In the initial period of research, anthropology established its research by hit and trial methods, like the Torres Strait expedition and then the famous ethnographic fieldwork by Malinowski that too was result of a historical circumstance and not a well thought out plan. Malinowski’s forced exile in the Trobriand Islands during the First World War led to the establishment of what is now known as participant observation. Anthropologists realised that it was no use trying to reconstruct histories and past of cultures that only led to speculations. After Malinowski, it was considered better to observe and understand a society as it could be studied in real time. A.R. Radcliffe-Brown, under the influence of French functionalists formulated his structural-functional approach, wherein every aspect of society was viewed as one part of an overall structure, called as social structure, and contributed to its functioning as a harmonious system. Thus research became focused on a deep and long term association with a particular society and individual scholars by virtue of spending long periods of time with ‘their people’ became kind of authorities on specific communities so that one would talk about the Nuer of Evans-Pritchard and Andaman Islanders of A.R. Radcliffe-Brown, as if they had intellectual ownership of these people. The emphasis on stability and social solidarity was also seen as the ideal condition towards which the colonial regime aspired. 

An alternate stream developed in America led by Franz Boas, that of historical particularism. This school was a by-product of American form of colonisation where entire societies of the Native Americans had been either decimated or the people put into reservations. Unlike the functional school Boas stressed on history, psychology and environment, in the study of cultures. There was also great concern with folklore and material culture as in the absence of the people themselves, which were seen as cultural elements that survived the human communities. Alfred Kroeber, a famous student of Boas postulated his definition of culture as ‘super-organic’ and ‘superhuman’. Boas was interested in psychology and encouraged his students, Margaret Mead, Ruth Benedict, Alfred Irving Hallowell, Ralph Linton and others to develop the culture and personality school. Unlike British social anthropology that kept to social and cultural variables, exclusively in their explanations, American cultural tradition incorporated psychology, biology and environmental variables in their theory and explanation. It was through this tradition that different branches of anthropology such as folklore studies, ecological anthropology, psychological anthropology and medical anthropology first developed and were later accepted globally as different branches of anthropology. These formative years of research were also devoted to search for methods, seeking answers to questions and pushing the boundaries of the discipline to seek new horizons. 

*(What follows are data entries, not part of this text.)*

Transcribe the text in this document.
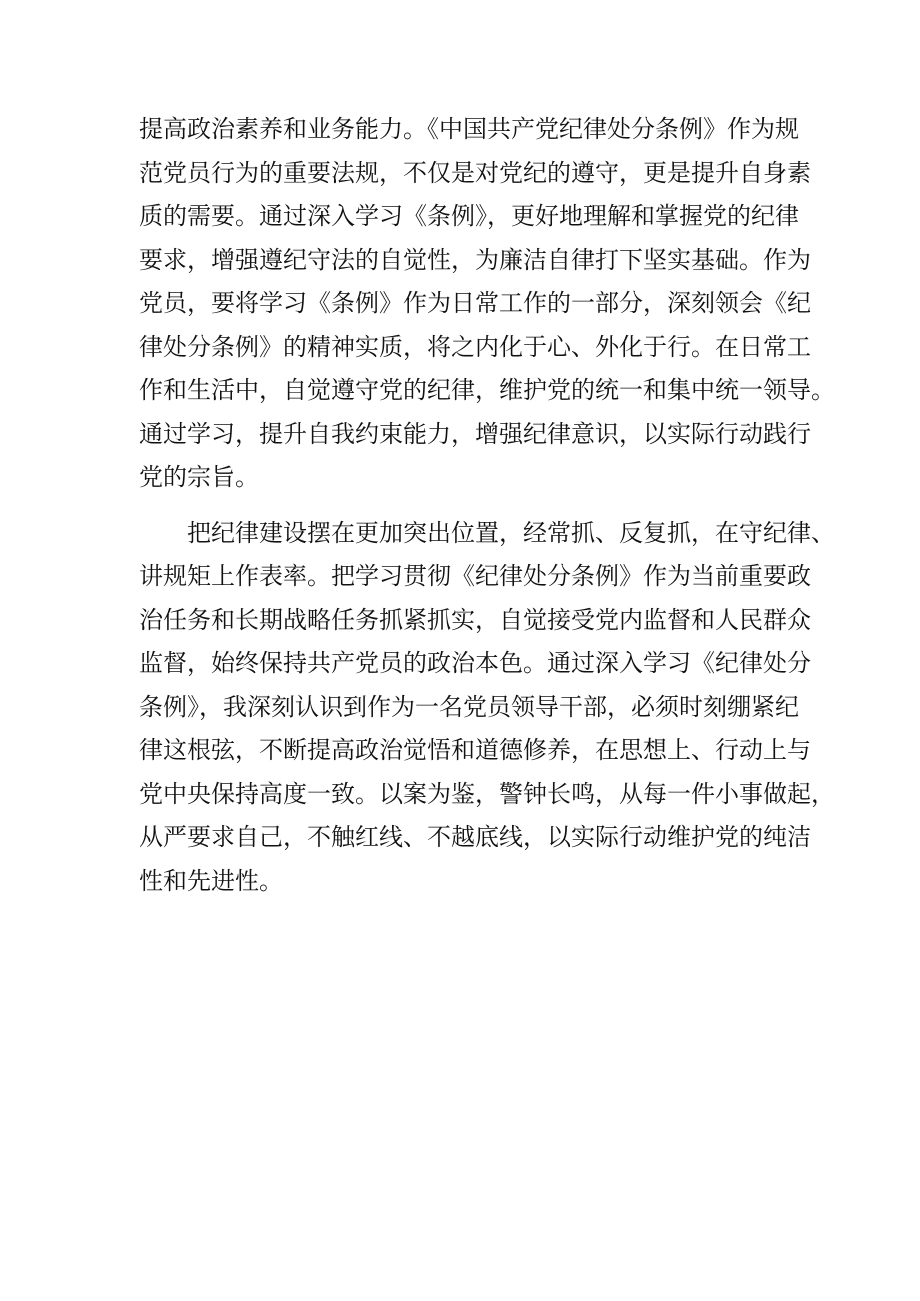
提高政治素养和业务能力。《中国共产党纪律处分条例》作为规
范党员行为的重要法规，不仅是对党纪的遵守，更是提升自身素
质的需要。通过深入学习《条例》，更好地理解和掌握党的纪律
要求，增强遵纪守法的自觉性，为廉洁自律打下坚实基础。作为
党员，要将学习《条例》作为日常工作的一部分，深刻领会《纪
律处分条例》的精神实质，将之内化于心、外化于行。在日常工
作和生活中，自觉遵守党的纪律，维护党的统一和集中统一领导。
通过学习，提升自我约束能力，增强纪律意识，以实际行动践行
党的宗旨。
把纪律建设摆在更加突出位置，经常抓、反复抓，在守纪律、
讲规矩上作表率。把学习贯彻《纪律处分条例》作为当前重要政
治任务和长期战略任务抓紧抓实，自觉接受党内监督和人民群众
监督，始终保持共产党员的政治本色。通过深入学习《纪律处分
条例》，我深刻认识到作为一名党员领导干部，必须时刻绷紧纪
律这根弦，不断提高政治觉悟和道德修养，在思想上、行动上与
党中央保持高度一致。以案为鉴，警钟长鸣，从每一件小事做起，
从严要求自己，不触红线、不越底线，以实际行动维护党的纯洁
性和先进性。
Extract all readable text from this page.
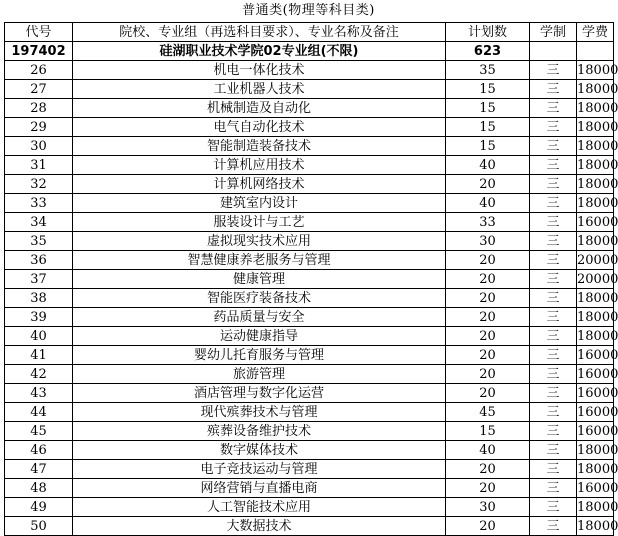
普通类(物理等科目类)
代号	院校、专业组（再选科目要求）、专业名称及备注	计划数	学制	学费
197402	硅湖职业技术学院02专业组(不限)	623		
26	机电一体化技术	35	三	18000
27	工业机器人技术	15	三	18000
28	机械制造及自动化	15	三	18000
29	电气自动化技术	15	三	18000
30	智能制造装备技术	15	三	18000
31	计算机应用技术	40	三	18000
32	计算机网络技术	20	三	18000
33	建筑室内设计	40	三	18000
34	服装设计与工艺	33	三	16000
35	虚拟现实技术应用	30	三	18000
36	智慧健康养老服务与管理	20	三	20000
37	健康管理	20	三	20000
38	智能医疗装备技术	20	三	18000
39	药品质量与安全	20	三	18000
40	运动健康指导	20	三	18000
41	婴幼儿托育服务与管理	20	三	16000
42	旅游管理	20	三	16000
43	酒店管理与数字化运营	20	三	16000
44	现代殡葬技术与管理	45	三	16000
45	殡葬设备维护技术	15	三	16000
46	数字媒体技术	40	三	18000
47	电子竞技运动与管理	20	三	18000
48	网络营销与直播电商	20	三	16000
49	人工智能技术应用	30	三	18000
50	大数据技术	20	三	18000
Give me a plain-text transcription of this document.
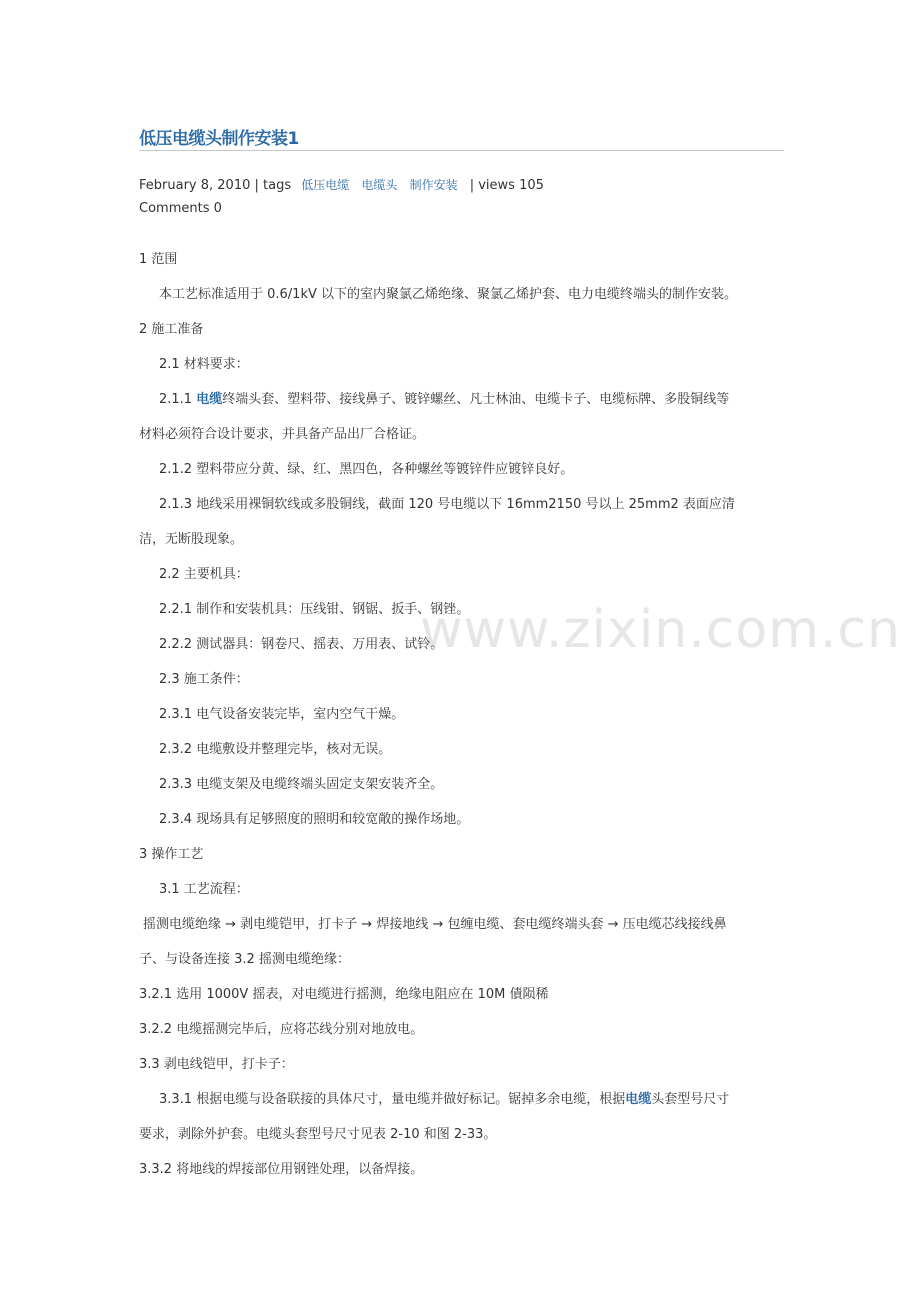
www.zixin.com.cn
低压电缆头制作安装1
February 8, 2010 | tags 低压电缆 电缆头 制作安装 | views 105
Comments 0
1 范围
本工艺标准适用于 0.6/1kV 以下的室内聚氯乙烯绝缘、聚氯乙烯护套、电力电缆终端头的制作安装。
2 施工准备
2.1 材料要求：
2.1.1 电缆终端头套、塑料带、接线鼻子、镀锌螺丝、凡士林油、电缆卡子、电缆标牌、多股铜线等
材料必须符合设计要求，并具备产品出厂合格证。
2.1.2 塑料带应分黄、绿、红、黑四色，各种螺丝等镀锌件应镀锌良好。
2.1.3 地线采用裸铜软线或多股铜线，截面 120 号电缆以下 16mm2150 号以上 25mm2 表面应清
洁，无断股现象。
2.2 主要机具：
2.2.1 制作和安装机具：压线钳、钢锯、扳手、钢锉。
2.2.2 测试器具：钢卷尺、摇表、万用表、试铃。
2.3 施工条件：
2.3.1 电气设备安装完毕，室内空气干燥。
2.3.2 电缆敷设并整理完毕，核对无误。
2.3.3 电缆支架及电缆终端头固定支架安装齐全。
2.3.4 现场具有足够照度的照明和较宽敞的操作场地。
3 操作工艺
3.1 工艺流程：
摇测电缆绝缘 → 剥电缆铠甲，打卡子 → 焊接地线 → 包缠电缆、套电缆终端头套 → 压电缆芯线接线鼻
子、与设备连接 3.2 摇测电缆绝缘：
3.2.1 选用 1000V 摇表，对电缆进行摇测，绝缘电阻应在 10M 債陨稀
3.2.2 电缆摇测完毕后，应将芯线分别对地放电。
3.3 剥电线铠甲，打卡子：
3.3.1 根据电缆与设备联接的具体尺寸，量电缆并做好标记。锯掉多余电缆，根据电缆头套型号尺寸
要求，剥除外护套。电缆头套型号尺寸见表 2-10 和图 2-33。
3.3.2 将地线的焊接部位用钢锉处理，以备焊接。
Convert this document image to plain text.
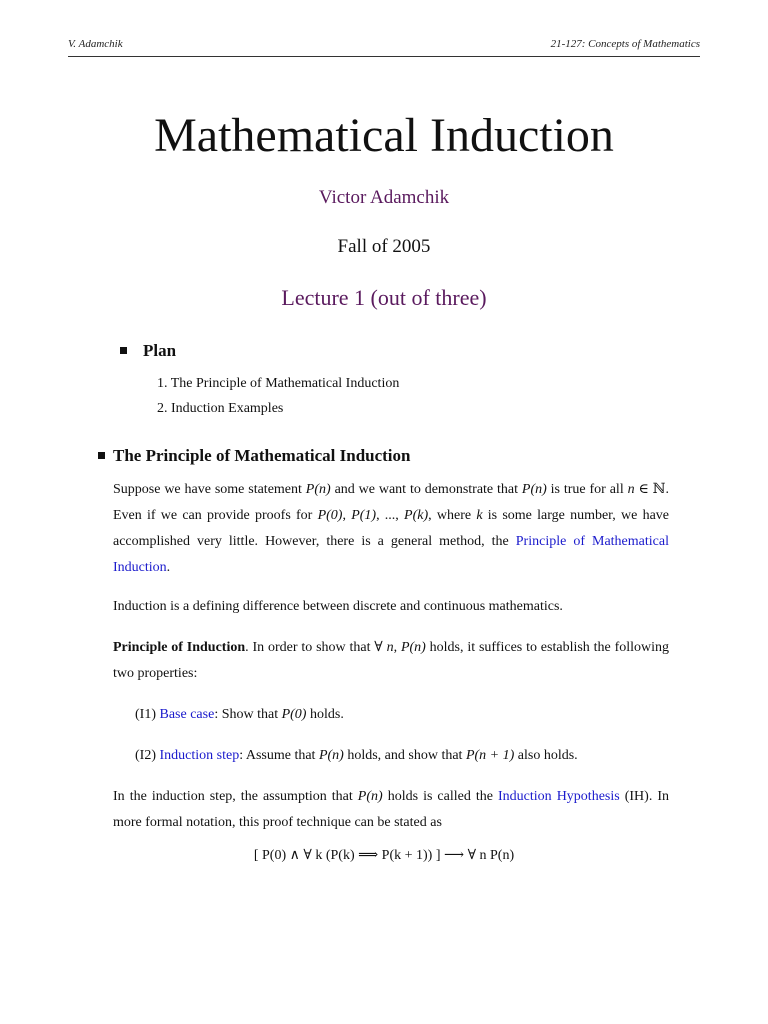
V. Adamchik	21-127: Concepts of Mathematics
Mathematical Induction
Victor Adamchik
Fall of 2005
Lecture 1 (out of three)
Plan
1. The Principle of Mathematical Induction
2. Induction Examples
The Principle of Mathematical Induction
Suppose we have some statement P(n) and we want to demonstrate that P(n) is true for all n ∈ ℕ. Even if we can provide proofs for P(0), P(1), ..., P(k), where k is some large number, we have accomplished very little. However, there is a general method, the Principle of Mathematical Induction.
Induction is a defining difference between discrete and continuous mathematics.
Principle of Induction. In order to show that ∀ n, P(n) holds, it suffices to establish the following two properties:
(I1) Base case: Show that P(0) holds.
(I2) Induction step: Assume that P(n) holds, and show that P(n + 1) also holds.
In the induction step, the assumption that P(n) holds is called the Induction Hypothesis (IH). In more formal notation, this proof technique can be stated as
[ P(0) ∧ ∀ k (P(k) ⟹ P(k + 1)) ] ⟶ ∀ n P(n)
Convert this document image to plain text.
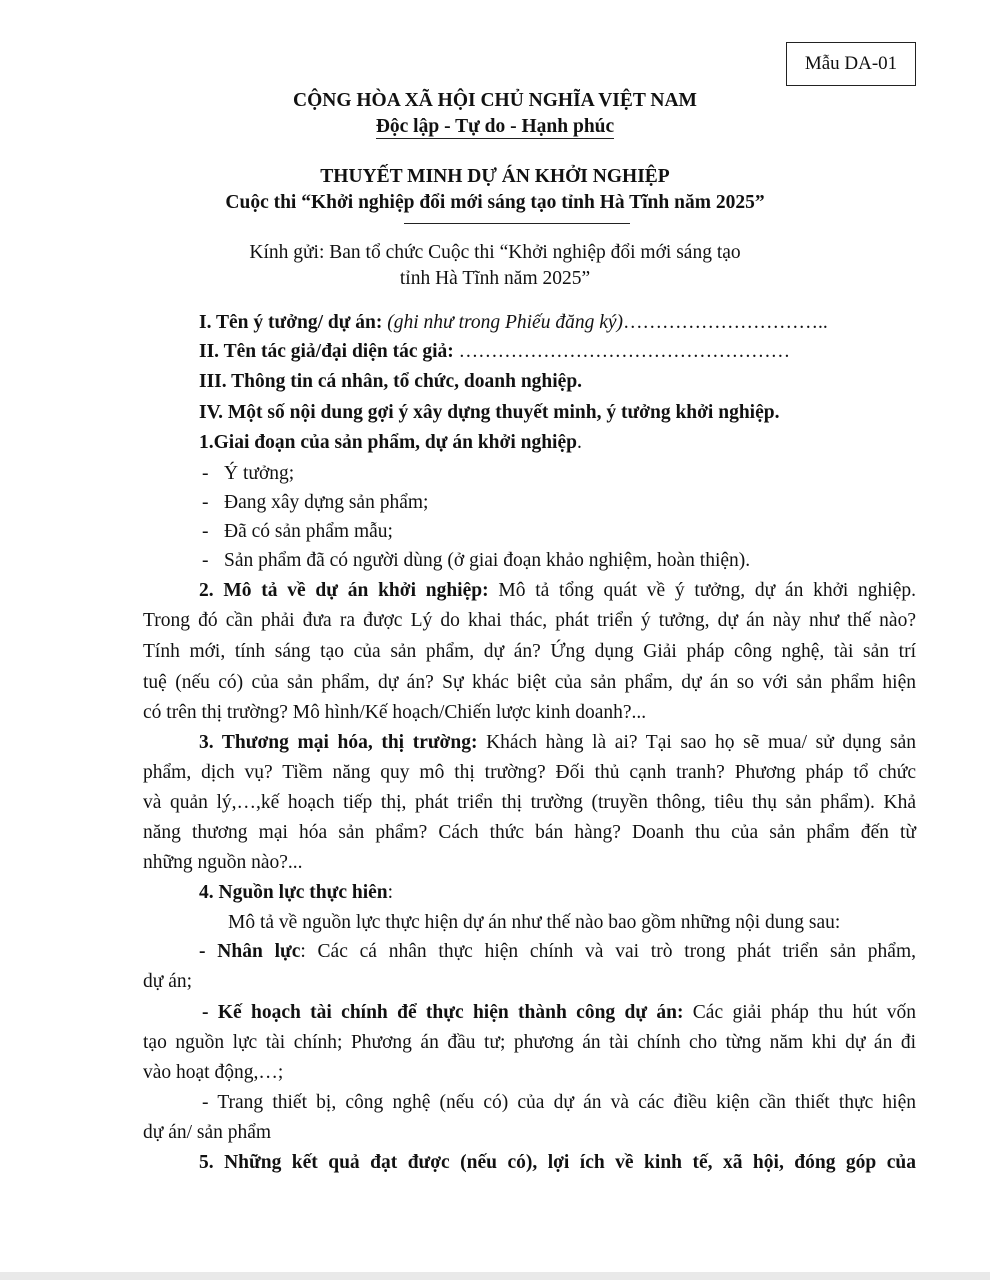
Mẫu DA-01
CỘNG HÒA XÃ HỘI CHỦ NGHĨA VIỆT NAM
Độc lập - Tự do - Hạnh phúc
THUYẾT MINH DỰ ÁN KHỞI NGHIỆP
Cuộc thi “Khởi nghiệp đổi mới sáng tạo tỉnh Hà Tĩnh năm 2025”
Kính gửi: Ban tổ chức Cuộc thi “Khởi nghiệp đổi mới sáng tạo
tỉnh Hà Tĩnh năm 2025”
I. Tên ý tưởng/ dự án: (ghi như trong Phiếu đăng ký)…………………………..
II. Tên tác giả/đại diện tác giả: ……………………………………………
III. Thông tin cá nhân, tổ chức, doanh nghiệp.
IV. Một số nội dung gợi ý xây dựng thuyết minh, ý tưởng khởi nghiệp.
1.Giai đoạn của sản phẩm, dự án khởi nghiệp.
- Ý tưởng;
- Đang xây dựng sản phẩm;
- Đã có sản phẩm mẫu;
- Sản phẩm đã có người dùng (ở giai đoạn khảo nghiệm, hoàn thiện).
2. Mô tả về dự án khởi nghiệp: Mô tả tổng quát về ý tưởng, dự án khởi nghiệp.
Trong đó cần phải đưa ra được Lý do khai thác, phát triển ý tưởng, dự án này như thế nào?
Tính mới, tính sáng tạo của sản phẩm, dự án? Ứng dụng Giải pháp công nghệ, tài sản trí
tuệ (nếu có) của sản phẩm, dự án? Sự khác biệt của sản phẩm, dự án so với sản phẩm hiện
có trên thị trường? Mô hình/Kế hoạch/Chiến lược kinh doanh?...
3. Thương mại hóa, thị trường: Khách hàng là ai? Tại sao họ sẽ mua/ sử dụng sản
phẩm, dịch vụ? Tiềm năng quy mô thị trường? Đối thủ cạnh tranh? Phương pháp tổ chức
và quản lý,…,kế hoạch tiếp thị, phát triển thị trường (truyền thông, tiêu thụ sản phẩm). Khả
năng thương mại hóa sản phẩm? Cách thức bán hàng? Doanh thu của sản phẩm đến từ
những nguồn nào?...
4. Nguồn lực thực hiên:
Mô tả về nguồn lực thực hiện dự án như thế nào bao gồm những nội dung sau:
- Nhân lực: Các cá nhân thực hiện chính và vai trò trong phát triển sản phẩm,
dự án;
- Kế hoạch tài chính để thực hiện thành công dự án: Các giải pháp thu hút vốn
tạo nguồn lực tài chính; Phương án đầu tư; phương án tài chính cho từng năm khi dự án đi
vào hoạt động,…;
- Trang thiết bị, công nghệ (nếu có) của dự án và các điều kiện cần thiết thực hiện
dự án/ sản phẩm
5. Những kết quả đạt được (nếu có), lợi ích về kinh tế, xã hội, đóng góp của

Yet there were deep flaws in these researches as they projected an ideal picture of static, ahistorical societies forever in a state of harmony. The assumption that stability is the natural condition of any society was challenged by later researchers. But functionalism was prevalent for a long time as even scholars focusing on conflict looked for the functions of conflict or projected conflict as a natural state of society. It was only in the post-colonial period, when anthropological research began to be done from those regions and by those earlier providing ‘objects’ for study, such as the natives of the colonies earlier forming the ‘field’ of the anthropologist that new and critical perspectives emerged in anthropological research. 

POST-COLONIAL PERIOD 

Scholars like Edward Said critiqued the western construct of non-western societies to say that what was constructed and projected was more about what the western people imagined these ‘other’ cultures to be , than what they were actually like. The Feminist critique too was directed against both euro-centrism as well as the predominance of androcentric perspectives. These critiques were generally directed towards the creation of knowledge from centers of power and the neglect of voices from the margins. With more scholars joining from those societies that were earlier treated as objects of study and constituted the ‘other cultures’ of anthropology, the changes in perspective were inevitable. The functional anthropologists were criticised for neglecting history, of turning a blind eye to the havoc caused by colonial rule when they were describing societies as harmonious and in equilibrium. With his classic work, Europe and the People without History (1982), Eric Wolf, described the history that people all over the world had, before they came in contact with Europe. It was euro-centrism that had prevented the western scholars to realise that these societies had a history that was independent of Europe. That cultures had interacted, engaged in trade and travelled and migrated. Some of the labels that had been created during the colonial period such as that of ‘acephalous’ society, or societies without rulers, was attributed to the impact of colonial rule. Earlier prosperous and populous kingdoms as in Africa, were reduced to headless and depopulated communities that were scattered in the bushes when the anthropologists came to study them. By freezing these communities in the time period in which they were studied, the anthropologists had robbed them of their history and humanity. 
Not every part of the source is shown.